Malu também alerta para o impacto do uso da água em data centers, que muitas vezes devolvem ao meio hídrico uma água aquecida, com consequências graves para os ecossistemas aquáticos.
“Nos Estados Unidos,por exemplo, um dos graves problemas foi relacionado à temperatura, porque a água voltou para o ambiente. Isso mata peixes, mata todo o ecossistema, impede diversos usos, aumenta a temperatura da água, leva à eutrofização da água”.
Ela lembra ainda que as termelétricas utilizam grandes volumes de água para refrigeração, convertendo-a em vapor, que se perde no ambiente — sem retorno ao ciclo hídrico. “Não podemos tratar a outorga como um carimbo burocrático. É um instrumento vital para a sustentabilidade hídrica do país”.

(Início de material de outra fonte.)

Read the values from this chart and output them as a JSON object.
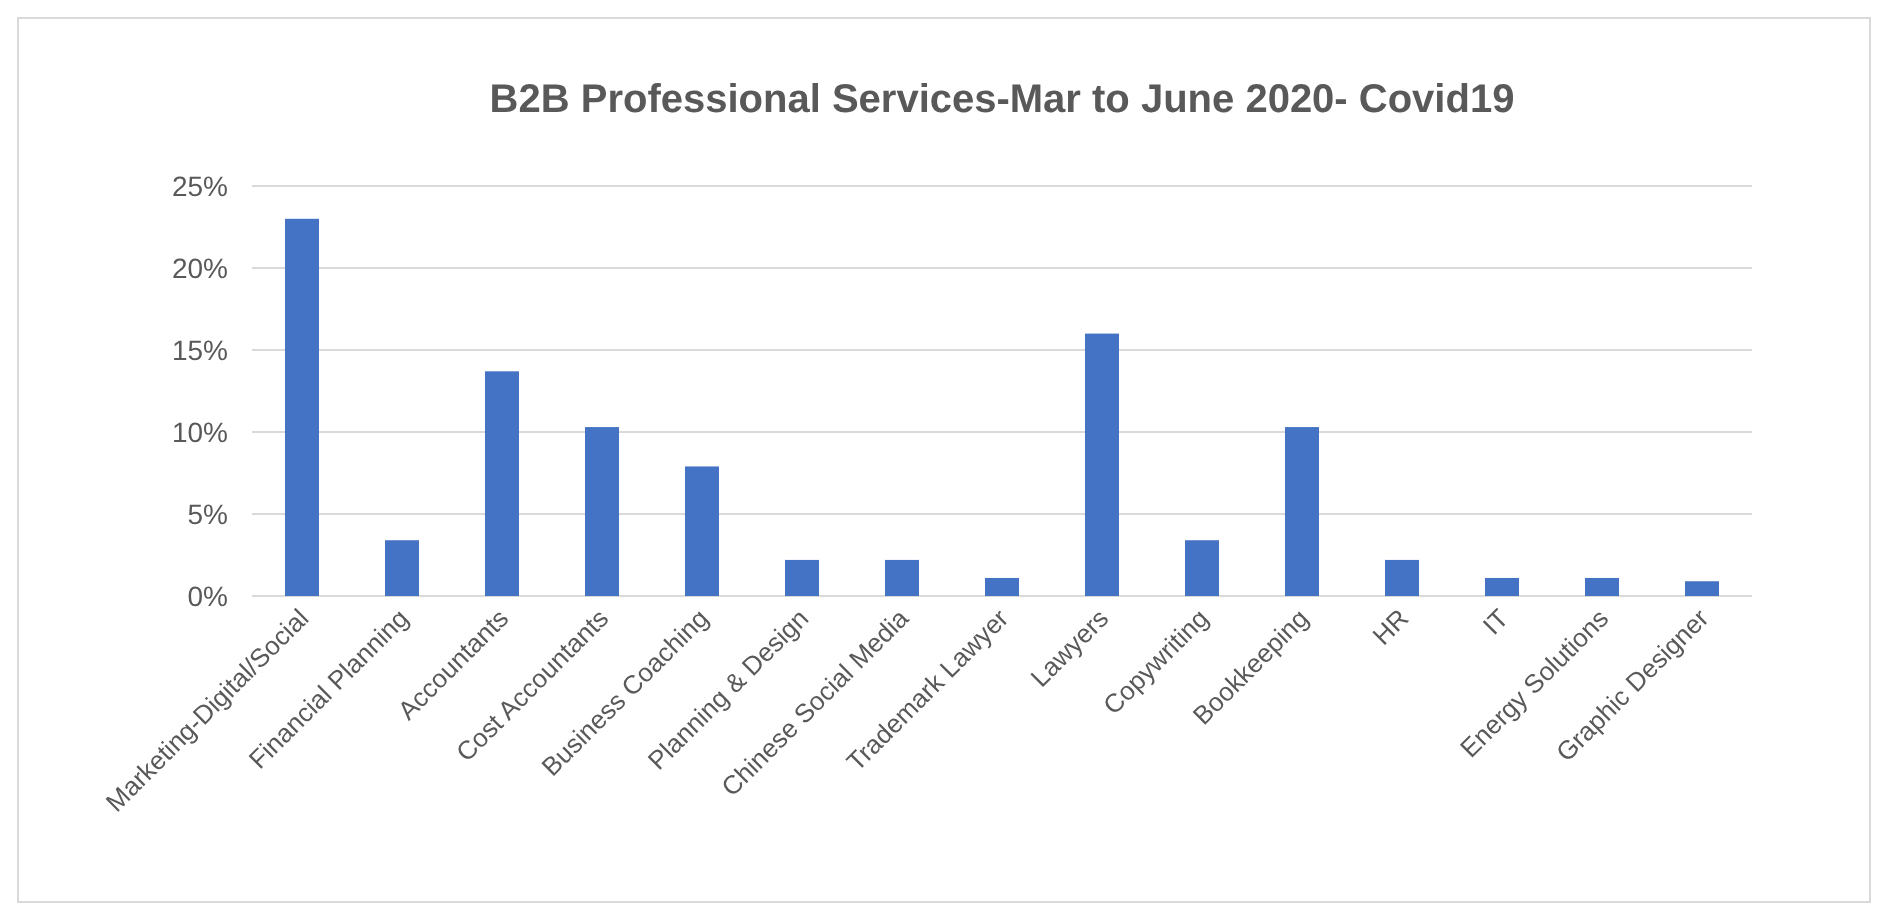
{
  "chart_data": {
    "type": "bar",
    "title": "B2B Professional Services-Mar to June 2020- Covid19",
    "categories": [
      "Marketing-Digital/Social",
      "Financial Planning",
      "Accountants",
      "Cost Accountants",
      "Business Coaching",
      "Planning & Design",
      "Chinese Social Media",
      "Trademark Lawyer",
      "Lawyers",
      "Copywriting",
      "Bookkeeping",
      "HR",
      "IT",
      "Energy Solutions",
      "Graphic Designer"
    ],
    "values": [
      23.0,
      3.4,
      13.7,
      10.3,
      7.9,
      2.2,
      2.2,
      1.1,
      16.0,
      3.4,
      10.3,
      2.2,
      1.1,
      1.1,
      0.9
    ],
    "color": "#4472c4",
    "ylim": [
      0,
      25
    ],
    "yticks": [
      {
        "value": 0,
        "label": "0%"
      },
      {
        "value": 5,
        "label": "5%"
      },
      {
        "value": 10,
        "label": "10%"
      },
      {
        "value": 15,
        "label": "15%"
      },
      {
        "value": 20,
        "label": "20%"
      },
      {
        "value": 25,
        "label": "25%"
      }
    ],
    "grid": "y"
  }
}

O diretor-adjunto do Instituto Democracia e Sustentabilidade, Marcos Woortmann, cita o caso da termelétrica que busca licenciamento para operar com captação de água em um córrego do Distrito Federal.
“Tem uma termelétrica que está buscando, nesse momento, ser licenciada, cujos impactos são absolutamente transparentes, são visíveis e existe uma pressão muito forte para ter socorro na capital do país, na capital da República”
Segundo ele, é justamente o processo de licenciamento ambiental que permite a participação da sociedade civil em apontar riscos.
“Estamos falando de impactos em cidades, estamos falando de impactos diretos em escolas, tudo isso mensurado, apresentado, inclusive, em audiência pública (…) Agora, quem que faz essas ponderações, quem que traz essas preocupações acerca das consequências é a sociedade civil, em grande medida”.